Kinematograf makineleri şimdi pek basit bir hale konmuş, hemen her evde bundan bir tane tedariki çaresi tehyie edilmiştir. İki pertev-suz camla resimlerin seyredildiği kutular gibi kinematograf için kutular yapılmıştır. Diyorlar ki Amerika’da ve Avrupa’da şimdi bunlar moda hükmüne geçmiştir. Mesela bir mühim vaka, bir eğlence vuku buldu; gazeteler bunlar üzerine sütunlar dolusu yazılar yazıyor. Musavver gazeteler, resimler aldırarak, bunlardan kalıplar yaptırarak bunları sütun-ı tasvire sığdırmaya başlıyor. Kinematograf makineleri artık bunlarla rekabet edecekmiş yahut ediyormuş. Bir musavver gazetenin, faraza Servet-i Fünûn’un ressamı yağmurlu çamurlu bir havada Yenikapı şimendifer mevkıfının, bu biçimsiz salaşın, fesli, külahlı, ceketli, poturlu bir küme halkın izdihamıyla hâsıl olan manzara-i garibesini – ibret-i alem için – sahife-i tasvire geçiriyor. Bu bir tasvir, bir manzara, fakat kinematograf böyle değil.

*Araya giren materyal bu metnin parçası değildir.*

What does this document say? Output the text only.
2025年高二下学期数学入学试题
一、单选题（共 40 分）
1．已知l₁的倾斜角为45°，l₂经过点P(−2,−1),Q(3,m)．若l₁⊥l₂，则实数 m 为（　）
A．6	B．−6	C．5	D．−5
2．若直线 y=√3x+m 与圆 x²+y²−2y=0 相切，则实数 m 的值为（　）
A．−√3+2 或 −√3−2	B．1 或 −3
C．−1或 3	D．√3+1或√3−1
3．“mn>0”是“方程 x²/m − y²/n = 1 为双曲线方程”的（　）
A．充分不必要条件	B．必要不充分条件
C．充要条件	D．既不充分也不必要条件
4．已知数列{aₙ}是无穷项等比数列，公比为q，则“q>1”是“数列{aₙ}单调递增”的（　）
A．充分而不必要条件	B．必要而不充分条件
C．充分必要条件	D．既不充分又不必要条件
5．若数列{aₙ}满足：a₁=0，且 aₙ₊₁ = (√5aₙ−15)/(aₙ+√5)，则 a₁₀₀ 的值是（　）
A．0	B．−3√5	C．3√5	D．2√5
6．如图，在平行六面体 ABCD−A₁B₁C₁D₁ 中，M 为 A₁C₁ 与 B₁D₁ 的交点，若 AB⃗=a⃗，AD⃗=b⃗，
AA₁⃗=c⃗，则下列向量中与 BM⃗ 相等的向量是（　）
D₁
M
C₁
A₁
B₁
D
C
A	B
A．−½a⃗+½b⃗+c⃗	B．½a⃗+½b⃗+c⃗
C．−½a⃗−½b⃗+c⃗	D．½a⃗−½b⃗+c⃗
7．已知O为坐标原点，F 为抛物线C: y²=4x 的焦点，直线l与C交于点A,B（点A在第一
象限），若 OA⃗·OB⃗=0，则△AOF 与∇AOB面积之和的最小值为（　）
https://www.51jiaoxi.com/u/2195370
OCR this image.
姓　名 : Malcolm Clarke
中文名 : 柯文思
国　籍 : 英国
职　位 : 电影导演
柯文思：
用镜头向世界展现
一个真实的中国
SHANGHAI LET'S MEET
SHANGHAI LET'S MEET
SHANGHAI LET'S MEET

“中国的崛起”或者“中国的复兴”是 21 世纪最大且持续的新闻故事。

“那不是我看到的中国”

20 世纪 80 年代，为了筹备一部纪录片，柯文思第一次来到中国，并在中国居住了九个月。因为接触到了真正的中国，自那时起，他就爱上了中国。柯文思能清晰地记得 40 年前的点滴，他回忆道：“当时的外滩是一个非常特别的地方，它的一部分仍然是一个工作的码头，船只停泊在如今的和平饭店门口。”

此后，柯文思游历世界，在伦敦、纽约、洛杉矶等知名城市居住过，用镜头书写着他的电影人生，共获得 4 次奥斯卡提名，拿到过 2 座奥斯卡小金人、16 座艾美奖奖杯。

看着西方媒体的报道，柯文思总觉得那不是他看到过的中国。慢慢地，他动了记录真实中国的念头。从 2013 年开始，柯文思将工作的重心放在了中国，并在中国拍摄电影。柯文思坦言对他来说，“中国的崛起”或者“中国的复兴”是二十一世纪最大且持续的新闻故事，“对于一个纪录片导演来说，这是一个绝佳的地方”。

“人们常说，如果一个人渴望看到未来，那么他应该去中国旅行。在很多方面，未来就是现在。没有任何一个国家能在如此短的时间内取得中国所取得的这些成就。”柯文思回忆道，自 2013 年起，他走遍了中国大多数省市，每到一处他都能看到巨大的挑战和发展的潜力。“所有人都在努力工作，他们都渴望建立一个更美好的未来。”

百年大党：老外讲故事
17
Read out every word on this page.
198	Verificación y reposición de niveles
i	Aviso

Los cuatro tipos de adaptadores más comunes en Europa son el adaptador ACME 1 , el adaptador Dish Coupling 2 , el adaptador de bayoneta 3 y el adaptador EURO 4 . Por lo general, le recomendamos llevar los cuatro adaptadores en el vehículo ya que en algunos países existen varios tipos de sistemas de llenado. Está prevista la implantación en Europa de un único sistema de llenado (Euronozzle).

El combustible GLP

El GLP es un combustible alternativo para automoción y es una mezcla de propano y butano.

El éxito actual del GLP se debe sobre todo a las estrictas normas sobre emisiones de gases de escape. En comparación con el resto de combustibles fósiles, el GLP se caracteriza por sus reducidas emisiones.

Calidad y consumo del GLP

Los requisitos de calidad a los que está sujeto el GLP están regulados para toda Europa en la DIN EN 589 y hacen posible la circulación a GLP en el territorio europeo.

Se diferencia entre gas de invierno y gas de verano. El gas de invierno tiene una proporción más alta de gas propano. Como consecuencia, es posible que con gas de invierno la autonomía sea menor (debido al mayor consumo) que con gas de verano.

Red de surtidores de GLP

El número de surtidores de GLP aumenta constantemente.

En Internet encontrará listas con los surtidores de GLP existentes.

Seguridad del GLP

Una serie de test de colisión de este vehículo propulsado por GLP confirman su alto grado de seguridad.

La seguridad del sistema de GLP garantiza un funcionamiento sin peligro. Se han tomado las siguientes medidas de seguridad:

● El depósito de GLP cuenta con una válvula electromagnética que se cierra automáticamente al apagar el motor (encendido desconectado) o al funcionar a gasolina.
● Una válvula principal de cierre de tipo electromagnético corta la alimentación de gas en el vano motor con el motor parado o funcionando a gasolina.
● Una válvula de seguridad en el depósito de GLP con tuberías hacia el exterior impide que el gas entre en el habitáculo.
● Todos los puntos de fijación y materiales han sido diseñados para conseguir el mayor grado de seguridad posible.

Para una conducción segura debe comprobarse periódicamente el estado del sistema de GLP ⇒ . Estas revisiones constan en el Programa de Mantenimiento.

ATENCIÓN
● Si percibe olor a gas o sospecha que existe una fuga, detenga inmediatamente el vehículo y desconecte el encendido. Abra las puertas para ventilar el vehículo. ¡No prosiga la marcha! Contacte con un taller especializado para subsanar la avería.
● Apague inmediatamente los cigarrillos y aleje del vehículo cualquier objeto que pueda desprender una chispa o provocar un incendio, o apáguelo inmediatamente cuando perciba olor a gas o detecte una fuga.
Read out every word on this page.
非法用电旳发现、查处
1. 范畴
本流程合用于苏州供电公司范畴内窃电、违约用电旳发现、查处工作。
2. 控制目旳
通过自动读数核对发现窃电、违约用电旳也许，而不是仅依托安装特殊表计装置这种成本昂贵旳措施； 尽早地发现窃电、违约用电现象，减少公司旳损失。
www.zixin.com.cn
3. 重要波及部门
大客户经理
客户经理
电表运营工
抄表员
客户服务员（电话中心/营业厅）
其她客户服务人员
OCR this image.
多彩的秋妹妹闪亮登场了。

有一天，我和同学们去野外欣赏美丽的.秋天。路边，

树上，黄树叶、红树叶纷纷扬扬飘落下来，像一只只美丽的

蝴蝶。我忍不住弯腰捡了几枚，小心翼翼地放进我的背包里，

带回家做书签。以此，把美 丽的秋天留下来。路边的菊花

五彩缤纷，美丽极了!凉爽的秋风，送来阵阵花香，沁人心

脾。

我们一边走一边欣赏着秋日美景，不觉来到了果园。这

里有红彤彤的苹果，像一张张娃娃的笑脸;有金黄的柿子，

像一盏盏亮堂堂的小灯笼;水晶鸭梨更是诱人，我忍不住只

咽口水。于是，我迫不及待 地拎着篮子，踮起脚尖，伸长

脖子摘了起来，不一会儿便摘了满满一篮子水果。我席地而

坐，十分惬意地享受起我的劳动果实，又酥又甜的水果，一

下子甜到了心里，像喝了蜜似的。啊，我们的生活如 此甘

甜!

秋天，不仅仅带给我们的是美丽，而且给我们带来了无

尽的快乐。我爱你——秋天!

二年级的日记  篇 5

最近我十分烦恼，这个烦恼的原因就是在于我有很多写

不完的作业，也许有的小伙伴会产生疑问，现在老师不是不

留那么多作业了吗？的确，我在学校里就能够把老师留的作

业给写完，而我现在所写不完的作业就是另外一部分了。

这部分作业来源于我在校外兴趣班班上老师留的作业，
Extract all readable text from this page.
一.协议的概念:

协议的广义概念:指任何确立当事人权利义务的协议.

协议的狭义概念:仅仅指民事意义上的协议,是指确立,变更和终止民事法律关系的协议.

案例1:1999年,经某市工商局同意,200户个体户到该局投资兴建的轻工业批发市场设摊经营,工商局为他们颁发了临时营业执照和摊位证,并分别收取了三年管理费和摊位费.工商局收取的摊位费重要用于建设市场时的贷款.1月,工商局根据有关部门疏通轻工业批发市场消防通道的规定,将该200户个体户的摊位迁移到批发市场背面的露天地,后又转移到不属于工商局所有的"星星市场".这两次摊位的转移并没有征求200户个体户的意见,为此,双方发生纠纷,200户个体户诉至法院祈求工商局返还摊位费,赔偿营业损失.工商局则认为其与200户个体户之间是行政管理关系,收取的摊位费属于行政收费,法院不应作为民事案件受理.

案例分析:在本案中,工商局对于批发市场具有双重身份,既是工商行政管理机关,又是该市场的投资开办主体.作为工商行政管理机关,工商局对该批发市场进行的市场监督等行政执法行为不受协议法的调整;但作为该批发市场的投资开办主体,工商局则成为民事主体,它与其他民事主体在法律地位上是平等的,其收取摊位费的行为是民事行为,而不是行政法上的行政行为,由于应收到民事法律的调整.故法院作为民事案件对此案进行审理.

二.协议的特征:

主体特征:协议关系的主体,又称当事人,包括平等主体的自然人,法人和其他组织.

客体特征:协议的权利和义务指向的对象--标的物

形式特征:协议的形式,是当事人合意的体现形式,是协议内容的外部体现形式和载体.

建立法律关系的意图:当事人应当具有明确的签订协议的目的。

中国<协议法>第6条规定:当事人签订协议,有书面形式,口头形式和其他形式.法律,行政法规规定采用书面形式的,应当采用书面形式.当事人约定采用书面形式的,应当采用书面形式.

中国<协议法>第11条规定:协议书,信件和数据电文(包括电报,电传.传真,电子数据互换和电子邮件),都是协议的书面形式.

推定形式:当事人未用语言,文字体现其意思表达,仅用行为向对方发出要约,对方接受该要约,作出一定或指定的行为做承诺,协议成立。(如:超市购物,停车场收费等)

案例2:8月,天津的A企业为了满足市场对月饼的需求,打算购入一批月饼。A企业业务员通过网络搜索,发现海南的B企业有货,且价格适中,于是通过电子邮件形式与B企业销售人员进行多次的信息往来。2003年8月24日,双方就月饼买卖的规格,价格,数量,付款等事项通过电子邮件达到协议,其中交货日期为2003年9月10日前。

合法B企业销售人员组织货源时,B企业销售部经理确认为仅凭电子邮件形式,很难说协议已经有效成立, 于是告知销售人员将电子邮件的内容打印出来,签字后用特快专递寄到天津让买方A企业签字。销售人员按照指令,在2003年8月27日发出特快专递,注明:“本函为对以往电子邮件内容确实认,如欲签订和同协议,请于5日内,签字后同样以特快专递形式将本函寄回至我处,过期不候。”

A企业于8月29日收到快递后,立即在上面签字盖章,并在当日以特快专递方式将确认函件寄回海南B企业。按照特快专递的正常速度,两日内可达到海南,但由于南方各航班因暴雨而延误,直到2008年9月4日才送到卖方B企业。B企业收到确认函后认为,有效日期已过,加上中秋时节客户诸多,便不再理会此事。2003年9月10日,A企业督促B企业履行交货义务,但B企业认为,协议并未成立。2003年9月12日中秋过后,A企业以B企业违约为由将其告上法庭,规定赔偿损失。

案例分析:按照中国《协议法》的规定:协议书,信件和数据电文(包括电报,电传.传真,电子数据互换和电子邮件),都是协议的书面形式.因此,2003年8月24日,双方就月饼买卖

Mevkıf ismi verilen ve salkım söğütte tramvay beygirlerinin beklediği tavladan mertebesi, intizamı pek aşağı olan bu sundurmaya iltica eden yolcular birbirini itip kakıyor. Bir çocuk yere yuvarlanıyor, derken tren geliyor. Hınca hınç dolu. Halk hücum ediyor. Bir kompartımana on iki, on dört kişi doluyor. Kimi vagonun basamağından tekerleniyor. Kimi arkadan gelen bir kondüktör muştasıyla vagondaki yolcuların dizleri üzerine düşüyor. Yolcuların bir kısmı yağmur altında kalıyor. Tren kalkıyor. Arkasından koşan da var, bakakalan da var. İşte kinematograf bunların hepsini gösteriyor.

Şimdi metre ile kinematograf kâğıtları satılmaya başlamıştır. Tahmin olunur ki bundan böyle yevmi gazeteler gibi her gün bir türlü kinematograf ilavesi neşir olunacaktır. Santiago [San Diego]Muharebe-i Bahriyesi! Bunun sahifeler dolusu tafsilatını okumaya, musavver gazetelerde biricik resmine enzar etmeye hacet yok… Arşın arşın kâğıt üzerine zapt olunan ani ve birbirini müteakip resimler kinematograf makinesine konuldu mu göz önünde bir muharebe-i bahriye vuku buluyor. Gülleler savruluyor. Sefineler çevriliyor. Zavallı Amiral Çervera’nın [Pascual Cervera] donanmasını terkip eden sefaini birer birer batırıyor, karaya vuruyor.

Kinematografın, istikbalini pek parlak görenler, bu icadın hakikaten gazetelerle rekabet edebileceğini tahmin edenler vardır. Mesela iki vapur Tophane önünde müsademe etti. Ertesi günü gazetelerde baş bodoslamasının pervanesine isabetini okumaya hacet yok. Kinematograf ilavesi dünkü müsademenin canlı fotoğrafı! Müvezzilerin bu nidalarla satacağı uzun şeridi almalı. Makinenin altına koymalı. Makineyi kurmalı. Müsademeyi seyretmeli.

Kinematograf gibi bir oyuncakla uğraşmadansa erbab-ı fen ve tecrübenin tetkikat-ı mütemadiye neticesi olarak meydana koydukları mahsulata bakalım. Doktor Ranoya ismindeki bir zat yakında Fransa encümen-i fünununa yeni bir mahsul-i tetkik takdim etmiştir: İnsan mumu. Evet, bu zat arılar mahsul-i tabiiyesiyle nasıl balmumu yapıyorlarsa vücud-ı beşerin de buna müşabih bulunduğunu, bedenimizi örten ve beşre namı verilen derinin bu maddeyi ihtiva eylediğini düşünmüş, düşüncesinin isabetini de bilfiil ispat etmiştir.